チョコレートはドリンクとして一般市民に浸透し固形チョコレートとして広がっていったが、固形の概念だけではなくスイーツの一部としてチョコレートと見てみると、現在多種のチョコレート製品が生まれている。ティラミス、チョコレートケーキ、ジェラート等が挙げられるが、性別・年齢間わず、食事の後に、または間食として嗜好されている。トリノには唯一の国立のお菓子学校も存在している53)。

トリノはイタリアの中でも美食の街として知られており、食の関心の高い街である。1996年から隔年で開催されている食の祭典「サローネ・デル・グスト」では開催期間5日間、参加者14万人と大規模なイベントであり、ここでは、チョコレートを使った新しいスイーツやチョコレートを使った料理のレシピ54)など、食の在り方が試行されている。例えば赤ワインとのコラボレーションやチョコレートソースをデザートだけではなく料理にと考えられている。

ディナーにチョコレートが登場することにより一口のチョコレートから食生活の新しい挑戦と革命が始まる。また、最近の健康志向ブームにより、お菓子職人は、農薬や化学肥料を使わずに栽培されたカカオ豆を使って作ったオーガニックチョコレート菓子やオーガニックチョコレートソースを使ったデザートを生み出している。

イタリア人は昼食・夕食の際、最後のデザートまできちんと頂く。デザートの種類はチョコレートケーキ、チョコジェラート、チョコクッキーなどが食卓に並ぶ。朝食に関しては、チョコクリームをパンに塗って食べたり、チョコレートを口に入れてコーヒーで仕上げたりと簡素なスタイルが多く見受けられる。チョコレートは生活を愉しませ豊かにしてくれる食の文化だと考えられる。

トリノ市民にとって、チョコレートを口にすることは毎日の習慣なのである。チョコレート好きの彼らだが、一人当たりの砂糖消費量を国際比較で見てみると、イタリア人の一人当たりの砂糖消費量は低くなっている。

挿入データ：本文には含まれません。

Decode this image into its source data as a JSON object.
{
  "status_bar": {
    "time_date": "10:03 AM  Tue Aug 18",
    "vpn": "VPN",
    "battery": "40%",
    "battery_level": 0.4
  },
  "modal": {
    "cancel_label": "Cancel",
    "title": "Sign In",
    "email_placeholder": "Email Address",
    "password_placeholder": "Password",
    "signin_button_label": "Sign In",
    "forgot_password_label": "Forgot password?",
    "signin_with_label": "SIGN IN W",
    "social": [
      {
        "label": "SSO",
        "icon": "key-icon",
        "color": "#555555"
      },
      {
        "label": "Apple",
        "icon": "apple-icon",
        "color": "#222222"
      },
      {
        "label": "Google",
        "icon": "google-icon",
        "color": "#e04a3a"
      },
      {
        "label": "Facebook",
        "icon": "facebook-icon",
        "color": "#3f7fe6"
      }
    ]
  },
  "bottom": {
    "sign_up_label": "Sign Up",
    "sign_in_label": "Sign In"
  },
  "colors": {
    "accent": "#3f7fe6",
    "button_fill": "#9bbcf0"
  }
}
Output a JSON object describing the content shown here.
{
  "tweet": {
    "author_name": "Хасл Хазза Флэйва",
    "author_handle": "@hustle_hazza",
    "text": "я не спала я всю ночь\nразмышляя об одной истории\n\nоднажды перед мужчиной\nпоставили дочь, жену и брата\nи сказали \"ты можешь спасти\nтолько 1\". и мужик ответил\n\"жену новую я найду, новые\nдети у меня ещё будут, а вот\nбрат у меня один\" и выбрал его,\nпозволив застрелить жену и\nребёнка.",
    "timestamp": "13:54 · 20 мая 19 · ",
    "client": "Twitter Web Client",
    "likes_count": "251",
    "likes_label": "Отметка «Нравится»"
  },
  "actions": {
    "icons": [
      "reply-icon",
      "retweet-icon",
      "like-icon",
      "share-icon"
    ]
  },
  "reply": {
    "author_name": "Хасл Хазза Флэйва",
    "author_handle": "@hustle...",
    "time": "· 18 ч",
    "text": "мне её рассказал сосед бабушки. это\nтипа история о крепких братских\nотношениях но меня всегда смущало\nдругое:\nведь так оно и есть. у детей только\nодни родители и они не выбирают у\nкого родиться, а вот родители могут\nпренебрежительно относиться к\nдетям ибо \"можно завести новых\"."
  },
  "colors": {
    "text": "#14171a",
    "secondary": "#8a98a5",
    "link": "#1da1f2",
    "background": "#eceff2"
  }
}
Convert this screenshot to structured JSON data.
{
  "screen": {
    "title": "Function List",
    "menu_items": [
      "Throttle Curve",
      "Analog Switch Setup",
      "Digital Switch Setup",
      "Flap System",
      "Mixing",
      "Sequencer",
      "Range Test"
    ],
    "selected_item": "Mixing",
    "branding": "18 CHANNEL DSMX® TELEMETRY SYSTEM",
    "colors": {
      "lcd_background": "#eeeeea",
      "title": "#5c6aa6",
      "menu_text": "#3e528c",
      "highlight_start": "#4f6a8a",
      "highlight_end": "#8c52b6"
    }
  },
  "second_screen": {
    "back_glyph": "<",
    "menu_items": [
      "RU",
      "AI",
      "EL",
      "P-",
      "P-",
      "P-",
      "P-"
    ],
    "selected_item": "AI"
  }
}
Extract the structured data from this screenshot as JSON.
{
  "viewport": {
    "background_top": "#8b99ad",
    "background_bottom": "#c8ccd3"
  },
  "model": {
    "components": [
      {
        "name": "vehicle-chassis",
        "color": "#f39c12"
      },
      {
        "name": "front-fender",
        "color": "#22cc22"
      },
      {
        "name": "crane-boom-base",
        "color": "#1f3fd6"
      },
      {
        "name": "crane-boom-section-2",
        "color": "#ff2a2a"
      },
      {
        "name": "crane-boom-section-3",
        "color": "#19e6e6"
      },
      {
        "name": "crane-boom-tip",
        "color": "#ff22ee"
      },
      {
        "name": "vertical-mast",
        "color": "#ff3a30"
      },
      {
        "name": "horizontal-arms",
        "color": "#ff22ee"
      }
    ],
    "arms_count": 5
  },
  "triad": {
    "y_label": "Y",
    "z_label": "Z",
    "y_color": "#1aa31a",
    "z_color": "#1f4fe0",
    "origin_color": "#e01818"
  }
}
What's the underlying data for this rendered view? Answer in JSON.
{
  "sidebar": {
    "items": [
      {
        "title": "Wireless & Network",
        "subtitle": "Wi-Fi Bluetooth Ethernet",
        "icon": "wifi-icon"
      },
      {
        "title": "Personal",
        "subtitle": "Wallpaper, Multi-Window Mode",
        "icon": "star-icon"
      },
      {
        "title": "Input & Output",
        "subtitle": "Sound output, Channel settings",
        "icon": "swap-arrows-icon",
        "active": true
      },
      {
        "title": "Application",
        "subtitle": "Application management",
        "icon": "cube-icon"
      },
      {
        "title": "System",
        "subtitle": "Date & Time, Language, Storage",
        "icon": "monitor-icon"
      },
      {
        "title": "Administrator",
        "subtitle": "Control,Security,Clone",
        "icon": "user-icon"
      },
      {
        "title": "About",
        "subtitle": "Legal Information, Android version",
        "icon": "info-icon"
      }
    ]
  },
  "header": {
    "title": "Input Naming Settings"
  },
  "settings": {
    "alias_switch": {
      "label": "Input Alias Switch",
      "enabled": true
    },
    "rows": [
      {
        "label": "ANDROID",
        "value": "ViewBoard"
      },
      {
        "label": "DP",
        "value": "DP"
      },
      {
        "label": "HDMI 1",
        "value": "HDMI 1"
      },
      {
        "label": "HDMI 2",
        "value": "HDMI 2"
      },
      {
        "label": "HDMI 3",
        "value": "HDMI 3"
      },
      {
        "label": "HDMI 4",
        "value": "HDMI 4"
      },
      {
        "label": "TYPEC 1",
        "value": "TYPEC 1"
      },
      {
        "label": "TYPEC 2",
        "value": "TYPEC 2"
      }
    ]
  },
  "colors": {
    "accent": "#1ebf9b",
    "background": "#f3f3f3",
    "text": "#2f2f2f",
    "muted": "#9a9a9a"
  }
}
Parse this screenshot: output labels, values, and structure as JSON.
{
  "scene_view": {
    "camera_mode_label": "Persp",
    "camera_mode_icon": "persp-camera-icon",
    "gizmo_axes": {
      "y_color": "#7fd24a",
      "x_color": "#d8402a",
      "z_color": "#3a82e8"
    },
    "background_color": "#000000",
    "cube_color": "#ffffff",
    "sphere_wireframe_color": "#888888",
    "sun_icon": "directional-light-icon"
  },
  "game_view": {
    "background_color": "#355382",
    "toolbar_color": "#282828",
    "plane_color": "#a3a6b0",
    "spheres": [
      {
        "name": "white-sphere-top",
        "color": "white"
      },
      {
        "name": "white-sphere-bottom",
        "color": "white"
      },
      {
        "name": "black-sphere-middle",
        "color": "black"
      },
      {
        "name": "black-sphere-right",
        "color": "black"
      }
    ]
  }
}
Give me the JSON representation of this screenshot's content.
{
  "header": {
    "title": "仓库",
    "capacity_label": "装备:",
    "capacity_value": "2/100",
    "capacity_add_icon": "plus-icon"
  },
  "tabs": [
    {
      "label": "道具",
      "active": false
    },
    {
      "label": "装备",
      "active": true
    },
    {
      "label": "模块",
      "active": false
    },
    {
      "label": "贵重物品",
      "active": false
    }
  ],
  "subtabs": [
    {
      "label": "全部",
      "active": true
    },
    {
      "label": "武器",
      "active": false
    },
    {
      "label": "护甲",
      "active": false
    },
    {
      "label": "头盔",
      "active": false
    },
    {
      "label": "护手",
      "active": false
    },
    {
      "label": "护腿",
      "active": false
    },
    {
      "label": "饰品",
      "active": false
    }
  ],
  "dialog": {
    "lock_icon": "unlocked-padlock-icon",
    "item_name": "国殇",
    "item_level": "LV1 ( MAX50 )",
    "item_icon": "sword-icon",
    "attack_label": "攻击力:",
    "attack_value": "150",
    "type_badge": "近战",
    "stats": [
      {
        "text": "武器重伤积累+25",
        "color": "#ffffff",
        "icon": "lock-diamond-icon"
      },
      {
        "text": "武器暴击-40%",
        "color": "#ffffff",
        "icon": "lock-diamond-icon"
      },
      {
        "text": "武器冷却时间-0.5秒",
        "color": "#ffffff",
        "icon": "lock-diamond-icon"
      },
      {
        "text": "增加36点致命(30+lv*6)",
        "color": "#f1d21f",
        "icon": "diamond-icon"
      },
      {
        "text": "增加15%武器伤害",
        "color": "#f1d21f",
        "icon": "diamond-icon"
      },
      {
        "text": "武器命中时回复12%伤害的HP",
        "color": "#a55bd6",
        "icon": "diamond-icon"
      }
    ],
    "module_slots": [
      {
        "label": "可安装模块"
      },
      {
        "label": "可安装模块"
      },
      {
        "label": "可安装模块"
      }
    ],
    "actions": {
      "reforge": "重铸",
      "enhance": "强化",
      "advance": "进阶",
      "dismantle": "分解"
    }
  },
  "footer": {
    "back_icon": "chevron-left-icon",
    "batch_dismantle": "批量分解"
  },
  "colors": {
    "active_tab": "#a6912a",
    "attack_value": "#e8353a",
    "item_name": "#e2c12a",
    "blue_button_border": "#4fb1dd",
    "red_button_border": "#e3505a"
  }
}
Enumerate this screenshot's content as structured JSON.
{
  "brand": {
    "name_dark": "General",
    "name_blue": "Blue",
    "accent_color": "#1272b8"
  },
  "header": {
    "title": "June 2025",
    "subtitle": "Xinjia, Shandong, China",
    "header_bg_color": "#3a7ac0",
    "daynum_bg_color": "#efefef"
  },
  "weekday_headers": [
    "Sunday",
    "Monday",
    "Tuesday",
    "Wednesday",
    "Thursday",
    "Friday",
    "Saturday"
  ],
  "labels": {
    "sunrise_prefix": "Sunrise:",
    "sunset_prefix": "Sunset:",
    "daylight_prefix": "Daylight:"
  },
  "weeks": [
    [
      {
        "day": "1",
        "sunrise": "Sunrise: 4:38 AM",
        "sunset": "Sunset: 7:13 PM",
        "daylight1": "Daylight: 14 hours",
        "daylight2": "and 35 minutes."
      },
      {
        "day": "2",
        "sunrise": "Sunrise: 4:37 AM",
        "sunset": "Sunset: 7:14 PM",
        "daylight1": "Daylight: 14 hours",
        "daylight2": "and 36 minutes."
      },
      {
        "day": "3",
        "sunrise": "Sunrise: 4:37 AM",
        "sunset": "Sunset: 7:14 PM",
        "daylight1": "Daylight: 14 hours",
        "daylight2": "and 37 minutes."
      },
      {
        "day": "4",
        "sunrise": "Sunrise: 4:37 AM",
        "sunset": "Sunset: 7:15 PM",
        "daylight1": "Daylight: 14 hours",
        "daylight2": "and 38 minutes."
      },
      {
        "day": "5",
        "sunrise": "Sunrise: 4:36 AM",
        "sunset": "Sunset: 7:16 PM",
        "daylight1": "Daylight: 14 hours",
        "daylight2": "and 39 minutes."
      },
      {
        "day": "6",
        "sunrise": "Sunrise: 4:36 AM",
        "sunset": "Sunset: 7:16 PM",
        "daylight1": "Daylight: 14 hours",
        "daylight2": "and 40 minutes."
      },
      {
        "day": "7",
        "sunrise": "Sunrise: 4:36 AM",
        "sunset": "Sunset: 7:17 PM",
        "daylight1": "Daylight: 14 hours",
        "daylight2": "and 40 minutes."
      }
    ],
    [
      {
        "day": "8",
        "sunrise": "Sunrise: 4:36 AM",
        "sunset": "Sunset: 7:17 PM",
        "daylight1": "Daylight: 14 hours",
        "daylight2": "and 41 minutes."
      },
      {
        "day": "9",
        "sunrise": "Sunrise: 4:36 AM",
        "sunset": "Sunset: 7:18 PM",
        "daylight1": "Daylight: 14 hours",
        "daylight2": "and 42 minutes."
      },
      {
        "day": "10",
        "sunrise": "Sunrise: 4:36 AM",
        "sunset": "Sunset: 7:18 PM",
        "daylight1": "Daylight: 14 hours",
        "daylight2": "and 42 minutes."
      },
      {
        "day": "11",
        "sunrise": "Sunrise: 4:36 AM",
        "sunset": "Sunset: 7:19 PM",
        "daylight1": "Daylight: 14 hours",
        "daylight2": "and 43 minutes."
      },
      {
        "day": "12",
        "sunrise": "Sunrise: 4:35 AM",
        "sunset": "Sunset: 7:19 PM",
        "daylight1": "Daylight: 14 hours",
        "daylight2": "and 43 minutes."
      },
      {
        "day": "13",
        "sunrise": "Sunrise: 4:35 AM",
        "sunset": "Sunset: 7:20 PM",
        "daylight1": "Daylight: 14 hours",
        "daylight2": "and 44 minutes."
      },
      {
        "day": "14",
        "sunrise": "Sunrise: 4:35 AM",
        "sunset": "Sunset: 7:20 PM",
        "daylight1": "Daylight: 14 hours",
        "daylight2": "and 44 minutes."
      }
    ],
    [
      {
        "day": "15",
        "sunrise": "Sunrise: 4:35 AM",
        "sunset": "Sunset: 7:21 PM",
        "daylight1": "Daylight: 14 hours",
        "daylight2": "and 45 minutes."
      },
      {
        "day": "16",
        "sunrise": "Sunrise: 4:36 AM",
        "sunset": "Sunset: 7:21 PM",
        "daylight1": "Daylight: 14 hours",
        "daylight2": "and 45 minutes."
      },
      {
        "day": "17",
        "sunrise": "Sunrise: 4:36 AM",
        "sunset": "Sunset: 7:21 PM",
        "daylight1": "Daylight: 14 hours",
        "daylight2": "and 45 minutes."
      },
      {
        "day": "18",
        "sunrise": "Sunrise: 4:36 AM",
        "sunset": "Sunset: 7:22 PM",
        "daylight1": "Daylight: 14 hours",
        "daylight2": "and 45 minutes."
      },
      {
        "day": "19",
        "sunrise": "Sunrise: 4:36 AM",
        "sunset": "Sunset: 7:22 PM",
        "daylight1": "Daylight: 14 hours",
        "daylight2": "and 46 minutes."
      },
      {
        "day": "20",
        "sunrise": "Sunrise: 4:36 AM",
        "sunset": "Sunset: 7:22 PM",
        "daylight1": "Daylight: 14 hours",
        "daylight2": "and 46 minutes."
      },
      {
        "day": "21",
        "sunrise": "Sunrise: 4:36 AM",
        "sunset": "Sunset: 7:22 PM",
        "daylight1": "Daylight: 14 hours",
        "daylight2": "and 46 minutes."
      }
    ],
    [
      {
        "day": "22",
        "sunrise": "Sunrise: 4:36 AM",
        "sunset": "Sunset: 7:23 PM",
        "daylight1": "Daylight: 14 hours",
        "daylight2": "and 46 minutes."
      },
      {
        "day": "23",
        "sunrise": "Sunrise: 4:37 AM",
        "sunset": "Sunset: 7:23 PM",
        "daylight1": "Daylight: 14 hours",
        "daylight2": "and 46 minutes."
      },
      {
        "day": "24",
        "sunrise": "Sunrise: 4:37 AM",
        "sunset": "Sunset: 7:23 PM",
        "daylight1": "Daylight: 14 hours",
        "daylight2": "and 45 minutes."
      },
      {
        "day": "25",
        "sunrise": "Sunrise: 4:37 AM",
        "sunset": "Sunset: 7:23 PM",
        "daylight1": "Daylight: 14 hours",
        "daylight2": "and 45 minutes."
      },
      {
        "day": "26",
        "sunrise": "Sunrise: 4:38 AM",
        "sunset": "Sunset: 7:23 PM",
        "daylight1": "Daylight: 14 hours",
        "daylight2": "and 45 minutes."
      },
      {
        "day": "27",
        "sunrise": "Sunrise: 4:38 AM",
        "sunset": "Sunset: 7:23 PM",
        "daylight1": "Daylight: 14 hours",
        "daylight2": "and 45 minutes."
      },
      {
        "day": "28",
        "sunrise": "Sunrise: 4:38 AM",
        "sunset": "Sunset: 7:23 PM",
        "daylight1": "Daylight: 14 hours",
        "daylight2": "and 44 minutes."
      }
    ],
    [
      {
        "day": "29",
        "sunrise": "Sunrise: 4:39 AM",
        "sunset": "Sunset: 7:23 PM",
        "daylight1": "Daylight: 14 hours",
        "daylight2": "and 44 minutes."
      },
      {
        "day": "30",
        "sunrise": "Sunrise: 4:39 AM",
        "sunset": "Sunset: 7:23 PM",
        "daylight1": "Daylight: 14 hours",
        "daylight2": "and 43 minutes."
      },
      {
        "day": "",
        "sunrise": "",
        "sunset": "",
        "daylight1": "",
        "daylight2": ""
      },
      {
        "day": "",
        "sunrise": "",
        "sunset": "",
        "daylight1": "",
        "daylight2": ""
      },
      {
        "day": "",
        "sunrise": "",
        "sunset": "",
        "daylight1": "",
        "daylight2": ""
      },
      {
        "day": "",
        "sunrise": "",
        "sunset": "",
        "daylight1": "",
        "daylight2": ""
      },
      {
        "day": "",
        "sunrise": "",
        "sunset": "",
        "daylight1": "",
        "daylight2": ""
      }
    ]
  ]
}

これはイタリア料理には、基本的に味付けとして塩・コショウ・オリーブオイルを用い、砂糖を大量に使う習慣がないからだと推測できる。砂糖の代わりに摂取できる甘味料がチョコレートなのだと思われる。筆者の友人のエンツァ女史は、毎週末自宅を開放して夫婦で料理サロンを展開しているが、オーガニックチョコレートを練りこんだパンなどは、健康志向ブームと相まって人気が高いということである。この他にも新しいチョコレートの食のスタイルを考案し試作を続けている。

食文化には遊び心を満足させてくれるポスピタリティが必要なのである。トリノ市民とチョコレートの関係は、17世紀に一般市民にチョコレートドリンクが浸透してから時間の流れと共に歴史と文化を創ってきた対の関係性が存在すると思われる。